3. Employer liability

You are now also responsible for a wide range of issues as an employer. Examples of direct liability I've previously provided tips on handling include employment practices, wage and labor compliance, the proper classification of employees as contractors, and preventing any harassing conduct between employees. You are also assumed to be in control of the daily conduct of a large number of people both personally and in terms of their position and reasonable qualifications as service providers, for instance, employees that require credentialing for certain provider functions and more basic issues like employee screening.

4. Debt liability

I've seen many doctors get in trouble with debt of all kinds: purchase money debt; business real-estate-related debt; and even vendor and equipment expenses in during medical practice startup. Adding this debt load to your existing fixed personal overhead must be approached carefully, as doctors often have multiple layers of risk at play - most notably their personal income, the investment they put into the practice purchase (including building or significant capital investment in some cases), and any underlying personal guarantees. Make sure you understand the limits of the debt you are assuming, how it is secured, and how it may affect your other assets, including the assets of your spouse.

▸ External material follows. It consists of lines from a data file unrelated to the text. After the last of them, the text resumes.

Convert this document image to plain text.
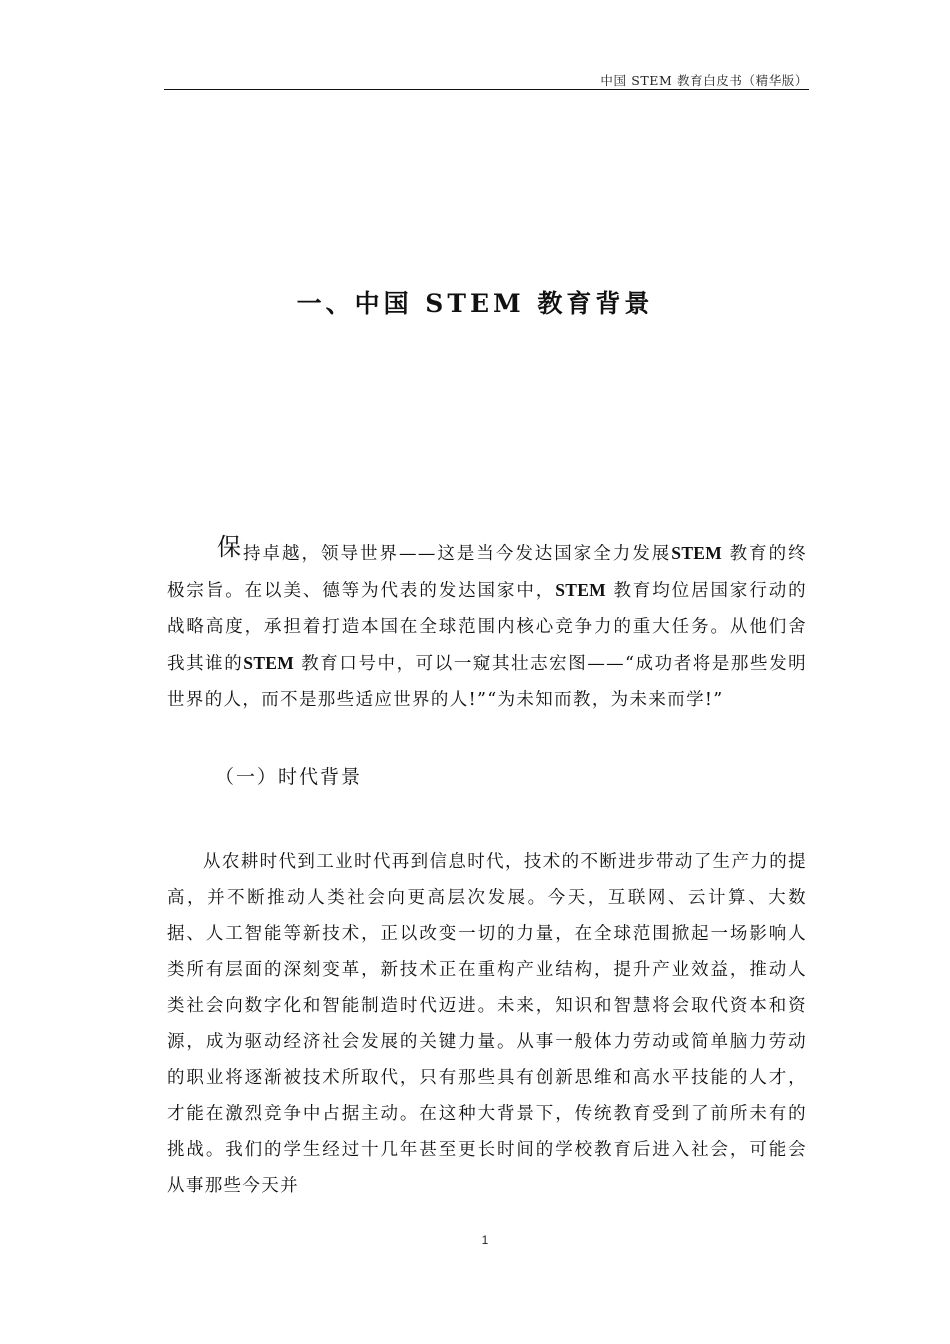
中国 STEM 教育白皮书（精华版）
一、中国 STEM 教育背景

保持卓越，领导世界——这是当今发达国家全力发展STEM 教育的终极宗旨。在以美、德等为代表的发达国家中，STEM 教育均位居国家行动的战略高度，承担着打造本国在全球范围内核心竞争力的重大任务。从他们舍我其谁的STEM 教育口号中，可以一窥其壮志宏图——“成功者将是那些发明世界的人，而不是那些适应世界的人!”“为未知而教，为未来而学!”

（一）时代背景

从农耕时代到工业时代再到信息时代，技术的不断进步带动了生产力的提高，并不断推动人类社会向更高层次发展。今天，互联网、云计算、大数据、人工智能等新技术，正以改变一切的力量，在全球范围掀起一场影响人类所有层面的深刻变革，新技术正在重构产业结构，提升产业效益，推动人类社会向数字化和智能制造时代迈进。未来，知识和智慧将会取代资本和资源，成为驱动经济社会发展的关键力量。从事一般体力劳动或简单脑力劳动的职业将逐渐被技术所取代，只有那些具有创新思维和高水平技能的人才，才能在激烈竞争中占据主动。在这种大背景下，传统教育受到了前所未有的挑战。我们的学生经过十几年甚至更长时间的学校教育后进入社会，可能会从事那些今天并

1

Finally, a reminder that given this increased level of liability on so many fronts, your personal asset protection plan must be well established and put in place by experienced counsel, ideally before you make the purchase transaction itself. Remember that you may need to make personal guarantees, collateralize specific assets and/or provide financial statements. Almost no planning will work against such a secured creditor or one you plan against only after signing personal guarantees, nor will any remedial planning protect you from the liabilities above.